I got out of the house for a short while today. I just had to run to the Post Office and send a document to my soldier. I decided to take the scenic route home afterward. I wasn't exactly sure where I was going, but I was pretty sure that it was the "back way" to get home. I figured, why not? I think it would be pretty difficult to get lost around here. The base is a lot more confusing than this little town! I filled my day with job searching and finding more information out for school, then put on a movie while I did some painting. I am working on some art, just for fun. I hope to have this piece done asap because I want to do a painting for our apartment before my soldier gets home as a surprise!!

The weapons meeting thing that my soldier had to do today after his shift was short, so he was able to call. He said it was basically a waste of time. They are going to the range tomorrow, and the class was about grouping and zeroing, which they have all done several times before. After the range tomorrow he'll be going to more driver's training.  He seemed to be a lot less tired today. I think he is starting to miss the little things from home because he mentioned that he looks forward to us making dinner together when he gets home, among other things.

There are so many "little" things that you miss when you spend long periods of time apart from your loved one, and especially in situations like this where the distance and circumstances are so great. For instance, having coffee together, being able to send a quick text to say 'I love you' or 'hey guess what I just did', sitting in the same room for hours and not having to talk, but just knowing they are there to smile at or give a quick kiss to, are all things that we often take for granted. Even being in the same house is something I miss! To know that he is only a room away would give me butterflies right now!

My only concern right now is that although the time is passing and the number of days until he is home is shrinking, I know that along with that comes the time when he'll have little to no internet access. I am not sure what to expect, and I don't like that feeling. I am glad that I'll be in school soon, albeit only one class, but it will still take up some time as well as the homework and driving, etc. I'll need that distraction when I'm left for days without any contact from abroad.

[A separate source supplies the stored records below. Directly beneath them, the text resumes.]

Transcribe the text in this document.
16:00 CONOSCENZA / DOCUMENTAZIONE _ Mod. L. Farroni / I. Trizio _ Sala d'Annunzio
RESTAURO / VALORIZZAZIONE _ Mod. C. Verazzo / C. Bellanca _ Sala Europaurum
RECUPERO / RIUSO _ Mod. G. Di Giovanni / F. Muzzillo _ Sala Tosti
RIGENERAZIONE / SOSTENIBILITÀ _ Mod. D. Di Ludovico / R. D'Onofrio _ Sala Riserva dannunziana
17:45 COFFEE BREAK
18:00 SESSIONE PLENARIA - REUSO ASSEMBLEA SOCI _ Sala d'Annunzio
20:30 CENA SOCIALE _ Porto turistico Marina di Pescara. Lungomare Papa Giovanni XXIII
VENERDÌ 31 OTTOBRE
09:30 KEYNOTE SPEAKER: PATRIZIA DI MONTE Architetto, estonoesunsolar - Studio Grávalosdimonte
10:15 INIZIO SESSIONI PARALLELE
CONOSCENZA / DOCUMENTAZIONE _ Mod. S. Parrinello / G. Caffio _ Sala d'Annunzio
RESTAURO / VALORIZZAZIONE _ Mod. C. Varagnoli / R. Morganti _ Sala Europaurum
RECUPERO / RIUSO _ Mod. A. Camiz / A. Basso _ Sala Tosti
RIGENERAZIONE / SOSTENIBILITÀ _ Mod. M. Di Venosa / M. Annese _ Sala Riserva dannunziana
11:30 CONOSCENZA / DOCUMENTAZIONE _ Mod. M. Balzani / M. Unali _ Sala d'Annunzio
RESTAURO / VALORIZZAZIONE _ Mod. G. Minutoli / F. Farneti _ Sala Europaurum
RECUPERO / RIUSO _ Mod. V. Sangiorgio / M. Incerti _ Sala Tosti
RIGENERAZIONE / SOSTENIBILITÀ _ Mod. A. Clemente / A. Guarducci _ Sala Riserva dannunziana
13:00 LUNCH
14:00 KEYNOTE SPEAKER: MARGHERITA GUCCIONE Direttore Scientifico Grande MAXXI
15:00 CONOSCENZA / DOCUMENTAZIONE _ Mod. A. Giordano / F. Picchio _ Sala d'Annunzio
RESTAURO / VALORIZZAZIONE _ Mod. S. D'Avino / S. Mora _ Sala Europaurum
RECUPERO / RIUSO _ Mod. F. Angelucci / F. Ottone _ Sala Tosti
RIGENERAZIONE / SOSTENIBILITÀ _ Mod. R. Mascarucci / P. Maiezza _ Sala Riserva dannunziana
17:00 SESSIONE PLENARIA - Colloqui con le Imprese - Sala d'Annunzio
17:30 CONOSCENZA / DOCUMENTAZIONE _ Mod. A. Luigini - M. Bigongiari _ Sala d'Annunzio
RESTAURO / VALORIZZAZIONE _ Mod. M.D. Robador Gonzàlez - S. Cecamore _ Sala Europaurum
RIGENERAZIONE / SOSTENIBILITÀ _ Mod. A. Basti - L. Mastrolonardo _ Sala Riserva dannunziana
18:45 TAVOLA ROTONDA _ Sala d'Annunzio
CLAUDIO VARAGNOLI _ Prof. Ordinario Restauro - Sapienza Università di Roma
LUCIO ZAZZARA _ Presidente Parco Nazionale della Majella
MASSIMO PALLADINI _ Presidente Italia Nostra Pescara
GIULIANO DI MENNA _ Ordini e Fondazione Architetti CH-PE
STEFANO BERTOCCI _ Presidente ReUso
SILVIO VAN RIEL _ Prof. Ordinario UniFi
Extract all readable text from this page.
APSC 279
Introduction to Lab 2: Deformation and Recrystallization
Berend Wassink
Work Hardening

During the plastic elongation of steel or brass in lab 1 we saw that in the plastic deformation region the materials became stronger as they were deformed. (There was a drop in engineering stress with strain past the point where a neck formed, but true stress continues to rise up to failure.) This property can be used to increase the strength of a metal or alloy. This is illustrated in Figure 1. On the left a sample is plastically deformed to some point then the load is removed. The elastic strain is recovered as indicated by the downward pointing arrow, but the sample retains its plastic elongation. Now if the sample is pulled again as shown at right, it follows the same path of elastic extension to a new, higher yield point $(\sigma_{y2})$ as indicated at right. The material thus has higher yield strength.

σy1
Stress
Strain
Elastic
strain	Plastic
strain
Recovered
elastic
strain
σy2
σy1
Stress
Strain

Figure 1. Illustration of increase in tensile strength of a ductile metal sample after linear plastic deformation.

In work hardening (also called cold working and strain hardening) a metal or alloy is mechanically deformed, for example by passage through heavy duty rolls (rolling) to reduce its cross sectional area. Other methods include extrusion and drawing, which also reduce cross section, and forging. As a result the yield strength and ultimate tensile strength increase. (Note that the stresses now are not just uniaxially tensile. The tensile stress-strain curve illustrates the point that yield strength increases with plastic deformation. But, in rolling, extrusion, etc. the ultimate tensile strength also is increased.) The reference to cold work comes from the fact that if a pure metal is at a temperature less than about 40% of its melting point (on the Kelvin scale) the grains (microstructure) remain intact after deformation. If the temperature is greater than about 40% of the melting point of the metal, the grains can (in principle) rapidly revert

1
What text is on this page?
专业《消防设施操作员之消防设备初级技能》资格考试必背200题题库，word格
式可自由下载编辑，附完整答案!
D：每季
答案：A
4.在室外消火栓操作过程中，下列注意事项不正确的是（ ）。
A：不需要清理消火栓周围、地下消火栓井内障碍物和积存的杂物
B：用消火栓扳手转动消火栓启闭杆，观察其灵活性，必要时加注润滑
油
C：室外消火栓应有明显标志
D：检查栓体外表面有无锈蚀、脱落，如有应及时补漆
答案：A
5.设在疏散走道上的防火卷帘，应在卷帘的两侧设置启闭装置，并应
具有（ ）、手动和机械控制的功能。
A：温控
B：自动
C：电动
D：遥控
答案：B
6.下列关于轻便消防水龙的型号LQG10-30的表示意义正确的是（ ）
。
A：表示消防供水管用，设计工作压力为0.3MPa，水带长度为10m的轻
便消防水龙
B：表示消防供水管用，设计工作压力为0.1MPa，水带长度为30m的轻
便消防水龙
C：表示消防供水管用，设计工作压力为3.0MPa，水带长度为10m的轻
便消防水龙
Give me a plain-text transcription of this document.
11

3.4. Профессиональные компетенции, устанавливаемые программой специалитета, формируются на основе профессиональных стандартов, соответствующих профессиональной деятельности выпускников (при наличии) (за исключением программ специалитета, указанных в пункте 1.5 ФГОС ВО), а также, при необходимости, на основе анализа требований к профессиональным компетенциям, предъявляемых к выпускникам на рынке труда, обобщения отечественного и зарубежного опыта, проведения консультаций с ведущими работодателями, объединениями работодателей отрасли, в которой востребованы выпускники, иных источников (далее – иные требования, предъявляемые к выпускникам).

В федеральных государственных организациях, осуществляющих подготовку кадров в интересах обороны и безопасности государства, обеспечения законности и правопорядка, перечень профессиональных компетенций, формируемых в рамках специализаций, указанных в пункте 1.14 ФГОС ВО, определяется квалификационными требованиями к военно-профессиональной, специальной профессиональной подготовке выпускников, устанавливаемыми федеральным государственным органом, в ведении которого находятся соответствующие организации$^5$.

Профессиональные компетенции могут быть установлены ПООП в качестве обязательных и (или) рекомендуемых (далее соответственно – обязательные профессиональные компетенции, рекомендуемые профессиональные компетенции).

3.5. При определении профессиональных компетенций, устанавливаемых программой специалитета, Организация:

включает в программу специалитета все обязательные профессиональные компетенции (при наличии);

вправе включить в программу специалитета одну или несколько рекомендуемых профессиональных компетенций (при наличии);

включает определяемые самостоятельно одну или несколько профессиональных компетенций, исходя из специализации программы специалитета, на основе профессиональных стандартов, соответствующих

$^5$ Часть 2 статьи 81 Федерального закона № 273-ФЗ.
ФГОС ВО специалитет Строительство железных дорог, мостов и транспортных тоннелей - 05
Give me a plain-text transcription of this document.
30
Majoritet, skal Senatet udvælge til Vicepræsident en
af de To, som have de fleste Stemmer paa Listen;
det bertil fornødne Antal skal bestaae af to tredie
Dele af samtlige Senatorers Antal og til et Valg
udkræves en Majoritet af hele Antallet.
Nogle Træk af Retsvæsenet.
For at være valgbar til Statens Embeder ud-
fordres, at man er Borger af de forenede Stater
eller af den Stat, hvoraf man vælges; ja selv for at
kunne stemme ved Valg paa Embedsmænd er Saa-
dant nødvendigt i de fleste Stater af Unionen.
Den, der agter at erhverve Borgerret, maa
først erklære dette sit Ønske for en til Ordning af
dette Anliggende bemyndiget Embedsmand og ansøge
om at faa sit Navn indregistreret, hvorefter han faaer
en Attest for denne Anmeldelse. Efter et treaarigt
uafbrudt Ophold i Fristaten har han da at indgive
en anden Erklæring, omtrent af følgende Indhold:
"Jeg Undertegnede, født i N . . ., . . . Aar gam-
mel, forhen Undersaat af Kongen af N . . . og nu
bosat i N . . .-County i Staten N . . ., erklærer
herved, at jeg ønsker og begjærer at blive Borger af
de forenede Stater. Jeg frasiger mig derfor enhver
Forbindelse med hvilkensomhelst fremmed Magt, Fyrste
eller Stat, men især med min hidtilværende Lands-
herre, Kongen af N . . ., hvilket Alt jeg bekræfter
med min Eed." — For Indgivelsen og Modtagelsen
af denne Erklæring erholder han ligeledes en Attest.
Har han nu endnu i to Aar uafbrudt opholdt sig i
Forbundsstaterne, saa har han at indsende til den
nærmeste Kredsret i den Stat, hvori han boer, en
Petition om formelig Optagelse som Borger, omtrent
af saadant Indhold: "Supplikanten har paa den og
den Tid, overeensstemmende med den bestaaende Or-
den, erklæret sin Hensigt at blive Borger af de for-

There are often moments when I feel so... present, I guess is how I would describe it. It feels like all of a sudden the world catches up to where I am...or maybe its me catching up to the rest of the world...and everything stops...time stands still, reality hits me square in the face, and then I can feel every second passing through my body.

Some might think of this as a good thing, experiencing life 'in the present.'
I would if it were a different situation, but having one of those moments today, I had to just close my eyes for a minute and take a deep breath, and then shake it off.

I don't want to feel every second right now. Do I want to make good use of my time? Yes. Do I want to enjoy each day the best that I can? Of course. But do I want to feel the sting of each second through my chest? Nope, I do not.

I'm not trying to wish time away, because I don't like to do that. Time is a gift for us to enjoy and make the most of it's moments. (Even when time seems like a slow torture, it's still a gift because we are alive, and most likely, better days are ahead if we look for them!)

I'll be happy when I can continue collecting more moments together with my soldier! <3

.....sending my love overseas tonight.... goodnight my soldier! I love you!